Track: Poster Abstracts
Wednesday, February 26, 2014, 6:45 PM-7:45 PM
Longhorn Hall E (Exhibit Level 1) (Gaylord Texan)
Eileen Danaher Hacker, PhD, APN, AOCN , Biobehavioral Health Science, University of Illinois at Chicago, Chicago, IL
Maral Mjukian, BSN, RN , Biobehavioral Health Science, University of Illinois at Chicago, Chicago, IL
Purpose: While the benefits of exercise interventions in people undergoing HCT have been systematically reviewed elsewhere, subject attrition rates and adherence to exercise interventions following HCT have not. This systematic review of the literature examined subject attrition rates and reasons for attrition as well as adherence to exercise interventions following BMT/HCT. 

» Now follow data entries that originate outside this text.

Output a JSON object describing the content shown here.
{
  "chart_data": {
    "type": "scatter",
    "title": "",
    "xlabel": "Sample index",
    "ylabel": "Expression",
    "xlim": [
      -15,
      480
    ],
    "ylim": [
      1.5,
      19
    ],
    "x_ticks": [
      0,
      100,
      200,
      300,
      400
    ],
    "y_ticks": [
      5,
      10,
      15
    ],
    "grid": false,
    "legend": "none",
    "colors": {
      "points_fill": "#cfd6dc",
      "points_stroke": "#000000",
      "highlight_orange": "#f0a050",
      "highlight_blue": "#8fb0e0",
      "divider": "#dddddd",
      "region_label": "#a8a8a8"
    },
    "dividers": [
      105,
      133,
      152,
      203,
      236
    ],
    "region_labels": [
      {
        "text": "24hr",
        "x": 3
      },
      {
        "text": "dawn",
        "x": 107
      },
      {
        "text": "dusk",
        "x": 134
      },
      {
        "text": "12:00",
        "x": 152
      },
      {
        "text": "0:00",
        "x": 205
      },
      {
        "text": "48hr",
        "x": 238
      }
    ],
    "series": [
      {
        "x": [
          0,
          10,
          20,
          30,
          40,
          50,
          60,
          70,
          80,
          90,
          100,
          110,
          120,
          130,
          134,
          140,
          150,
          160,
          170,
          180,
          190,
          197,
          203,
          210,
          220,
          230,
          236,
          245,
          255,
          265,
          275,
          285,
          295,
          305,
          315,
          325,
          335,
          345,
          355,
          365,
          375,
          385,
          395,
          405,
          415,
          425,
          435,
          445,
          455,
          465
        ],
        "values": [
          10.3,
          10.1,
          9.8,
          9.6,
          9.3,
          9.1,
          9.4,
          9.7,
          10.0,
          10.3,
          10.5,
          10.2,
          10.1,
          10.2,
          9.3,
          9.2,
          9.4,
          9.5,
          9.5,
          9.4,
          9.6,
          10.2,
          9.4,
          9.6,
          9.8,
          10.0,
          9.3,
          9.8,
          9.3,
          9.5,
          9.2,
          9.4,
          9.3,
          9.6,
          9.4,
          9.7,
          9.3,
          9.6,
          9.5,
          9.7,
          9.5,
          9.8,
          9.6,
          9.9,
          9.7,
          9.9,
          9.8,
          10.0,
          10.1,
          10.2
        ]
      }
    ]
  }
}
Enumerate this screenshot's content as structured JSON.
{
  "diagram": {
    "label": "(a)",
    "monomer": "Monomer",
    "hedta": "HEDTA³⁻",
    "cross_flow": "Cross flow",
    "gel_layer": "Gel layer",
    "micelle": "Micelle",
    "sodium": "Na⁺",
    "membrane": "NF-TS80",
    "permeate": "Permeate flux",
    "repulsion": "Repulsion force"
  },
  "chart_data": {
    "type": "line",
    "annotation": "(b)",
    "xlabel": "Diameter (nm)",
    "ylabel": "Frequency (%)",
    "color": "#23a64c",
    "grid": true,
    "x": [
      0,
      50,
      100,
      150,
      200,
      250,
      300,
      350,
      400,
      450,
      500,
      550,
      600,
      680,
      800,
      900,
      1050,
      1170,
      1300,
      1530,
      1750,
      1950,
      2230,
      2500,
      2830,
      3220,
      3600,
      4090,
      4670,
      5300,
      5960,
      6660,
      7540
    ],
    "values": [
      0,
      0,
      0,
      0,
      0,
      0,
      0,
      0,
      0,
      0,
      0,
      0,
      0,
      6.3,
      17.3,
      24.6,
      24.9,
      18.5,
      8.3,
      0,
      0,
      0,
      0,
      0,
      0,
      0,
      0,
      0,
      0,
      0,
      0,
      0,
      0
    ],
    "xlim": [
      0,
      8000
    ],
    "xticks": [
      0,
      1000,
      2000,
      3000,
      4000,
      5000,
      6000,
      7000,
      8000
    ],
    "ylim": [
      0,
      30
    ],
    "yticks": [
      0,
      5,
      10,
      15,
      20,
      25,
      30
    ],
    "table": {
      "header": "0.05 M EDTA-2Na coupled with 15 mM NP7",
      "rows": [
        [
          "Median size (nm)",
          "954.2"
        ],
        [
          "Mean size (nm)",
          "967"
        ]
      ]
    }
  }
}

Methods:  Publications were identified through literature searches of PubMed, CINAHL, and Embase as well as hand searching the references of retrieved studies.  Studies published between January 1985 and July 2013 that prospectively tested an exercise intervention in BMT/HCT patients were included.  All retrieved abstracts were initially classified as (1) exercise intervention studies; (2) studies related to exercise and/or BMT or HCT that did not prospectively test an exercise intervention; (3) integrative or systematic reviews of exercise intervention studies in BMT or HCT patients; or, (4) other types of reviews articles (i.e., clinical reviews, case reports, etc.).  Studies that prospectively tested an exercise intervention were further evaluated to determine (1) the type of exercise modality employed; (2) subject attrition rates and reasons for attrition; (3) the amount of supervision required to implement the intervention; (4) timing of the intervention; and, (5) exercise adherence rates.

Results:  Twenty studies met the inclusion criteria.  The majority of studies tested an aerobic exercise intervention (n=7; 35%) or a combination of aerobic and strength training (n=7; 35%). The aerobic exercise interventions varied and included activities such as stationary bicycling, walking, or treadmill walking. Other exercise modalities tested included: (1) strength training (n=4; 20%) or (2) combination of stretching, aerobic and strength training (n=2; 10%).  Supervised exercise sessions (55%; n = 11) were more commonly used than unsupervised sessions (20%; n= 4). Five studies (25%) used a combination approach by supervising some sessions with study participants completing other sessions unsupervised. The overall attrition rate was 18% (180/998 subjects). Major reasons for attrition included death, change in health status, protocol issues, personal issues, and lost to follow-up/no reason provided.  Supervised exercise programs rarely published exercise adherence information.  Unsupervised exercise program relied mainly on self-report to document adherence. Adherence rates in these studies ranged from 50-100%.

Conclusion:  Questions regarding subject attrition and adherence to exercise interventions must be addressed to identify those interventions that are likely to be successful when translated into clinical practice.  Subject attrition from exercise studies following BMT/HCT is relatively low. Adherence information for exercise interventions needs to be regularly addressed.